Horrible stories of deaths due to negligence and malpractice have become such a part of the folklore that people are afraid to go to [Primary Health Centres]...

Around 300km away from Western Champaran, in Patna, the capital of Bihar, one can find people from all parts of the state flocking for medical treatment. While some of them visit the overcrowded Patna Medical College and Hospital, most have to turn to private hospitals and clinics. In the city, localities such as Doctors' Colony in Kankarbagh have become a hub of private medical establishments and practitioners. These private clinics and hospitals, some of them run by quacks and medical assistants, are very competitive in nature, with each one vying to offer cheaper packages to allure vulnerable customers (read patients).

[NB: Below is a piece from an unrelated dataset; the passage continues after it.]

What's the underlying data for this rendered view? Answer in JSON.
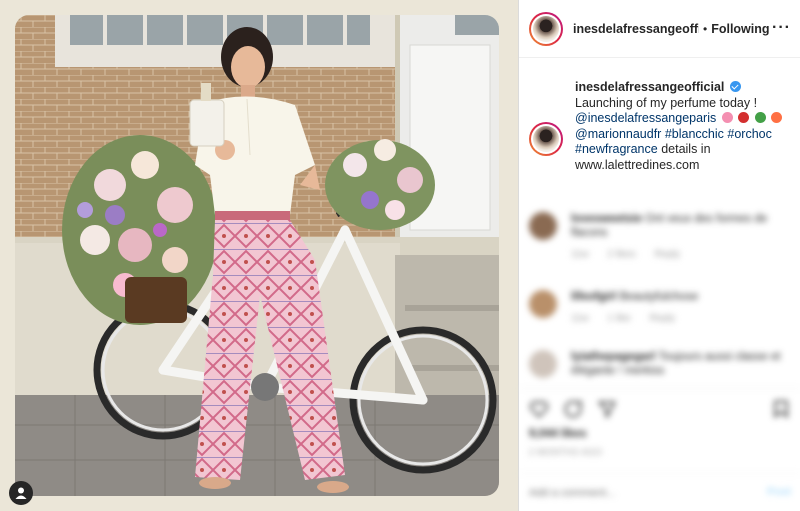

Most patients arrive here because the PHCs or district-level medical facilities in Bihar don't have specialists. Moreover, horrible stories of deaths due to negligence and malpractice have become such a part of the folklore that people are afraid to go to these facilities even when they are located nearby. Most of the rural poor, though facing an acute lack of resources, take loans or spend all their savings on medical treatment. After all, it's a matter of life or death for them. The greater tragedy occurs when these innocent patients are trapped by private hospitals that charge exorbitant amounts of money in return for very low-quality services. It's not uncommon for patients to come all the way from Siwan or Bettiah and die due to some form of medical negligence in one of these establishments.

Innocent patients are trapped by private hospitals that charge exorbitant amounts of money in return for very low-quality services.

Chandu, a man in his early 30s sits in one of these clinics with his son and wife by his side. He is from Samastipur where he works in a private establishment for a salary of ₹6000 a month. This is his third trip to Patna in as many months. His younger son, a two-year-old toddler, has a chronic pain in his stomach which doctors haven't been able to cure. "We first took him to the local hospital but they nearly killed him there. When his condition became critical we brought him here and admitted him to a private hospital. They kept him for a week and then discharged him. They never told us what the disease was, they just told us that he is fine and we could take him home. The pain returned within days and we had to come back. We came here again last month but weren't able to get an appointment with the big doctor. For this check up, I took an appointment 15 days ago over the phone."

When asked about the financial costs he is incurring, he told me, "What else to do? Can't let him die... I have been taking loans from my employer but it would be difficult for me to keep asking him for an advance every month." Chandu's story is a familiar one that echoes those of many of the 50 other patients sitting in this room, waiting for their number to be called out. The cost of treatment apart, just the expenses of travelling and spending a night in Patna take a toll.

Without an overhaul of the system, there is not much hope for millions of Biharis to lead a healthy, happy or stable life.

The lack of a functional healthcare system has a negative impact on the poor, affecting them economically as well as in the quality of life they lead. While new health schemes are framed everyday by the Centre as well as the state government, their effectiveness depends a lot on the quality of healthcare services that the prevalent structures can provide. The current state of these services has left people in the lurch, vulnerable to low-quality private medical establishments and quacks. Without an overhaul of the system, there is not much hope for millions of Biharis to lead a healthy, happy or stable life.